1937-1938 yıllarında Dersim Bölgesinde çok daha büyük bir trajedi yaşandı. Binlerce insan öldürüldü. Çok daha büyük bir sürgün furyası başladı. Olağanüstü yetkilerle donanmış valilerin marifetiyle büyük bir savaşta yaşanabilecek bütün felaketler ve zulümlere başvuruldu. Nokta Dergisi, Trabzondaki İngiliz Temsilciliği tarafından 27 Eylül 1938 tarihinde İngiltereye gönderilen bir belge yayınladı. Bu belgenin son bölümünde şu görüşlere yer verilmekteydi:
Kadınlar ve çocuklar da dâhil olmak üzere binlerce Kürt katledildi. Pek çok kişi de Fırat Nehrine atıldı. Daha az kötü muameleye tabi tutulan bölgelerde yaşayan binlercesi ise malları, mülkleri ve hayvanları alıkonularak Orta Anadolunun çeşitli illerine yollandı. Artık söylenen şu: Türkiyede Kürt sorunu bitmiştir.

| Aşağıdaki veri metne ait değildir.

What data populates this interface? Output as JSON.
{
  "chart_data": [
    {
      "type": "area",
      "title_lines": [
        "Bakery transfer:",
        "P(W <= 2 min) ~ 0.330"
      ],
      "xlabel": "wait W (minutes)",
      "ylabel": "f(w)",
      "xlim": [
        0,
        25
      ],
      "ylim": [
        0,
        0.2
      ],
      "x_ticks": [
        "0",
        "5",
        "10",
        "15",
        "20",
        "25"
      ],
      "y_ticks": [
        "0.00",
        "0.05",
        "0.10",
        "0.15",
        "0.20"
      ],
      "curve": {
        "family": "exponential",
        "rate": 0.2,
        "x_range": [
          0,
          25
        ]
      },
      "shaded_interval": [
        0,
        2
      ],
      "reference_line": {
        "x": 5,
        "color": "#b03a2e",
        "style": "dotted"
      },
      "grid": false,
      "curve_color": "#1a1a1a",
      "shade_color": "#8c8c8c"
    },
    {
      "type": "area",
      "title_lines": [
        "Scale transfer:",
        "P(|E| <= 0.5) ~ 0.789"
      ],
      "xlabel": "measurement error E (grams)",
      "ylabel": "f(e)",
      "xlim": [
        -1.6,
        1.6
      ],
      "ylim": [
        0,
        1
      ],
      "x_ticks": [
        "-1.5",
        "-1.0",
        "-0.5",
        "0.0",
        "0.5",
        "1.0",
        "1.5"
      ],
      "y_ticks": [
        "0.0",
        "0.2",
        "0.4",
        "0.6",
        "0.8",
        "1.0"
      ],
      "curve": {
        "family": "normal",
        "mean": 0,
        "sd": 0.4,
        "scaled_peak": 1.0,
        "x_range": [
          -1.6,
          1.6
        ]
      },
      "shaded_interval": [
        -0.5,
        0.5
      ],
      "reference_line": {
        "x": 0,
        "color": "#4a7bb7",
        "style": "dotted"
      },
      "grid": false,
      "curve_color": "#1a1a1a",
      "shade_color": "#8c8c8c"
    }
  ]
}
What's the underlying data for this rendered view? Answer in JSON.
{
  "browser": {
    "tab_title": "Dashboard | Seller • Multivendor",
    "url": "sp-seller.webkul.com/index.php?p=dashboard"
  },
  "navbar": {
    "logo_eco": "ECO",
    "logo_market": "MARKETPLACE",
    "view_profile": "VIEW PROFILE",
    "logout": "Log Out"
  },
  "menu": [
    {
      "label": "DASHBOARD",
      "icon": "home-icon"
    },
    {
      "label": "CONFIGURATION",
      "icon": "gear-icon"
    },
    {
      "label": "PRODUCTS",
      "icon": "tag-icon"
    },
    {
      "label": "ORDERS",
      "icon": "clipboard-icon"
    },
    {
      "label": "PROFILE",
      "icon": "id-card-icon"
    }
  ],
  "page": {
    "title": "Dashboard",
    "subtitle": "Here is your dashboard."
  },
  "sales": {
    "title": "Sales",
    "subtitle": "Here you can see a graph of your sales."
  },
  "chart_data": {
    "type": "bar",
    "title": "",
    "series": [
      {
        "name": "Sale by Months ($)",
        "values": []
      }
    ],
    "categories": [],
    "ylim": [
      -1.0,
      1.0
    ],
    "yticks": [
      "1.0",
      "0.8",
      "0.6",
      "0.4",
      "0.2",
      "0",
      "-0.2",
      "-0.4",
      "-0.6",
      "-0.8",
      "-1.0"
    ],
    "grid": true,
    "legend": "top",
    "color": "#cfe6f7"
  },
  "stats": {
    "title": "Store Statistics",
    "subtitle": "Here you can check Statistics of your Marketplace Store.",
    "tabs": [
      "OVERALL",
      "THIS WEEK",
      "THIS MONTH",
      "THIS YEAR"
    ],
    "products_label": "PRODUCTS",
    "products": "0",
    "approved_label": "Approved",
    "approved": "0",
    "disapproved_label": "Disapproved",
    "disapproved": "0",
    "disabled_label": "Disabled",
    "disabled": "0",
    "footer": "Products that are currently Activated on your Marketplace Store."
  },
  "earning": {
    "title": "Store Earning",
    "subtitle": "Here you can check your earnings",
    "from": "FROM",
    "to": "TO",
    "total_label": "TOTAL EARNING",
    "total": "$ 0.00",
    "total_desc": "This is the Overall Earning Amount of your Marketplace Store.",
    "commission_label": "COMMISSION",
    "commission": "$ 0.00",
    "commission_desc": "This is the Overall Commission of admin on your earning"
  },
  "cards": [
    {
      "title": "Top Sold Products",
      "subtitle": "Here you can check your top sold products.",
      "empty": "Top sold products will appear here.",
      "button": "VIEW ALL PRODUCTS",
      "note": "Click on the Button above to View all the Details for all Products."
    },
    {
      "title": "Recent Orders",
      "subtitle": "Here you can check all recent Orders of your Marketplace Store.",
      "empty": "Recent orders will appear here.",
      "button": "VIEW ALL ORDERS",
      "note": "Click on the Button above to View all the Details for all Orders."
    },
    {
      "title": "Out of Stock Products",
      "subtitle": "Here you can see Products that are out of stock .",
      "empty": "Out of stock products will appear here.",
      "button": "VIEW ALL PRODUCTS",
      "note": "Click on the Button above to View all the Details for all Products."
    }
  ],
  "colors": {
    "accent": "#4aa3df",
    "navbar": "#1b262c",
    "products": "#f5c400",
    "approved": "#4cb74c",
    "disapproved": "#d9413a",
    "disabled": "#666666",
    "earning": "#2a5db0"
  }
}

Daha sonraki yıllarda da küçük-büyük birçok olay yaşandı. 1950 yılı ile birlikte demokratik hayata bir nebze dahi olsa geçilmesi ile birlikte bir rahatlık görülmeye başlandı. Genel demokratik rahatlama ile birlikte, Doğu vilayetlerinde de eskisi ile kıyaslanamayacak ölçüde bir huzur ortamı yavaş yavaş kendini göstermeye başladı. Fakat bürokratik oligarşinin ve devlete hakim olan ırkçı zihniyetin bu durumdan hoşnut olduğunu söyleyemeyiz. Hak ve hukuk ihlalleri hükümetin politikaları gereği değilse bile, bu zihniyet marifetiyle icra sahasına mevzi olarak konulmaya devam edildi.